L3 — Detection watchdog needs to cover FAIL shape, not just HANG shape¶

scripts/cron/db_boot_hang_alert.py (Wave 25) was scoped to the integrity_check hang signature. RC4's signature is a clean exit with a schema_guard FAIL message. Wave 41 extends the watchdog to detect both shapes.

L4 — Depot builder upload reliability is a single point of failure¶

When flyctl deploy --remote-only is the only operator escape path and the depot upload hangs, the operator is stuck.
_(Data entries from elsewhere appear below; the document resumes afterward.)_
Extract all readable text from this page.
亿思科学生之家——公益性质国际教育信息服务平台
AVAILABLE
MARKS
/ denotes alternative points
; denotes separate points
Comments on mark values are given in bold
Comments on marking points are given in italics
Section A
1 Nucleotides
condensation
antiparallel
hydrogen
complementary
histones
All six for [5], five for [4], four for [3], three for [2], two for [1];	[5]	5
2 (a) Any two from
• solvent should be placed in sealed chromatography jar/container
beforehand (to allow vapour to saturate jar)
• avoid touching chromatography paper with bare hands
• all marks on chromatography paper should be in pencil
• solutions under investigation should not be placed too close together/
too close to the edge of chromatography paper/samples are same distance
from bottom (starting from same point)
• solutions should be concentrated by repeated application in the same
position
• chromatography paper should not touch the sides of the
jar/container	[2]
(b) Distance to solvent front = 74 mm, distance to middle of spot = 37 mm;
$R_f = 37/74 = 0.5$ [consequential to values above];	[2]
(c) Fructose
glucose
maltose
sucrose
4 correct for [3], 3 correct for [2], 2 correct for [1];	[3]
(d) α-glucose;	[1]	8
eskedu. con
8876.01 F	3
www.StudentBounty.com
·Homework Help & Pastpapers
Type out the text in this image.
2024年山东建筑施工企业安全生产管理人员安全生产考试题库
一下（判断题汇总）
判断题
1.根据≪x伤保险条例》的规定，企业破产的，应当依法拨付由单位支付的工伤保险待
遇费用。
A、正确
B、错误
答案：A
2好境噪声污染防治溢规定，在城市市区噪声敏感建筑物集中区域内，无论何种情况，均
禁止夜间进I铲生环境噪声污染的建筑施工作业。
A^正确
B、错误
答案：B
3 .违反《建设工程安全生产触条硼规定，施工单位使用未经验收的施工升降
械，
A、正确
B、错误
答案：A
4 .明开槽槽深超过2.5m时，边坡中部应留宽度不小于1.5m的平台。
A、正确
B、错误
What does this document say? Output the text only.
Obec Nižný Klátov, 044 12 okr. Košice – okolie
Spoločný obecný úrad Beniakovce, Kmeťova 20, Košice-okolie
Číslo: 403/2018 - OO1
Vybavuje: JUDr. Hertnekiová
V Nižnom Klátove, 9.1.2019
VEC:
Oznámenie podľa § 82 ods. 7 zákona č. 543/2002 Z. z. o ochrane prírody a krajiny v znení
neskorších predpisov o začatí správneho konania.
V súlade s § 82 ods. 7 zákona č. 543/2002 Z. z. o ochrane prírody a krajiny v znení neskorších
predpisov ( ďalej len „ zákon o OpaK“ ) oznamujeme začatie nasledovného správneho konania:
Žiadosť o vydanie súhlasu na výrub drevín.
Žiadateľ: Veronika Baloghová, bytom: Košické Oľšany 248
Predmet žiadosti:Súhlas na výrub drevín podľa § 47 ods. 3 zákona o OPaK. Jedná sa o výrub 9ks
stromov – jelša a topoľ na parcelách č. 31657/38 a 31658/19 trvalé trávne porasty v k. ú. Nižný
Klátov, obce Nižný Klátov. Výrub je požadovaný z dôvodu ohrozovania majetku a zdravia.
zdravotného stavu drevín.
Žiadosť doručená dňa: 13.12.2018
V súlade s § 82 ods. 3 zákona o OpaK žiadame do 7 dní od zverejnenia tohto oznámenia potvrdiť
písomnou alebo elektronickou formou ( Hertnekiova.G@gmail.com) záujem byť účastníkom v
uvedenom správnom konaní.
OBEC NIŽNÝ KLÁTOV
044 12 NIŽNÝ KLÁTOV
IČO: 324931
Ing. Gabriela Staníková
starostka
Strategy F (GHA workflow_dispatch) provides a second path that doesn't require local upload. The runbook v2 makes Strategy F a first-class option.

L5 — Multi-root-cause incidents need fan-out in the post-mortem¶

V1 post-mortem documented a single root cause and a clean recovery. V2 documents four root causes that fired in sequence. A single TL;DR mistakes a multi-RC incident for a regression; the v2 layout (table of RCs upfront, then one section per RC, then mitigation summary across all four) better reflects the actual incident shape and gives future operators a faster diagnostic lookup.

Action items¶

ID	Action	Owner	Status
AI-1	Land Wave 18 §4 size-based skip on `main`.	梅田 / Claude	DONE (commit `81922433f`, PR #35)
AI-2	Authorize 5 required migrations in `autonomath_boot_manifest.txt`.	梅田 / Claude	DONE (commit `82df31bd8`, PR #75)
AI-3	Add `scripts/ops/pre_deploy_manifest_verify.py` — pre-deploy gate that asserts manifest is a superset of `schema_guard` required migrations.	Claude	DONE (Wave 41)
AI-4	Extend `scripts/cron/db_boot_hang_alert.py` to detect `schema_guard` FAIL pattern (not just hang).	Claude	DONE (Wave 41)
AI-5	Expand `scripts/ops/post_deploy_verify_v4.sh` from 10 to 15 checks (schema_guard pass evidence + 30+ endpoint 200 sweep).	Claude	DONE (Wave 41)
AI-6	Update `docs/runbook/incident_response_db_boot_hang.md` → v2 with 4-RC strategy + Strategy F first-class.	Claude	DONE (Wave 41)
AI-7	Update memory `feedback_no_quick_check_on_huge_sqlite` with Wave 40 manifest learning.	Claude	DONE (Wave 41)
AI-8	New memory `feedback_pre_deploy_manifest_verify` documenting the boot manifest invariant.	Claude	DONE (Wave 41)
AI-9	Diagnose RC2 (depot builder upload stall) — instrument upload step, audit `.dockerignore`, reproduce in clean tree.	梅田	OPEN — next wave
AI-10	Audit remaining boot-time SQLite ops (`quick_check` / `VACUUM` / `REINDEX` / `ANALYZE`) on autonomath.db.	梅田	OPEN — next wave

References¶

v1 post-mortem (RC1 only): docs/postmortem/2026-05-11_integrity_check_outage.md
Wave 18 §4 fix: commit 81922433f, PR #35
Wave 40 manifest fix: commit 82df31bd8, PR #75
Wave 41 SOP work: this post-mortem, scripts/ops/pre_deploy_manifest_verify.py, scripts/ops/post_deploy_verify_v4.sh, docs/runbook/incident_response_db_boot_hang_v2.md, memory feedback_no_quick_check_on_huge_sqlite (updated) + feedback_pre_deploy_manifest_verify (new)
entrypoint.sh §2 / §4 (current main HEAD)
scripts/schema_guard.py — defines AM_REQUIRED_MIGRATIONS + JPINTEL_REQUIRED_MIGRATIONS
scripts/migrations/autonomath_boot_manifest.txt — boot allowlist
CLAUDE.md SOT: §entrypoint.sh §2/§4 SIZE-BASED + §autonomath manifest allowlist
Memory: feedback_no_quick_check_on_huge_sqlite, feedback_pre_deploy_manifest_verify, feedback_post_deploy_smoke_propagation, feedback_deploy_yml_4_fix_pattern

Last reviewed: 2026-05-12 (Wave 41). Solo zero-touch ops — no team rotation, no PagerDuty.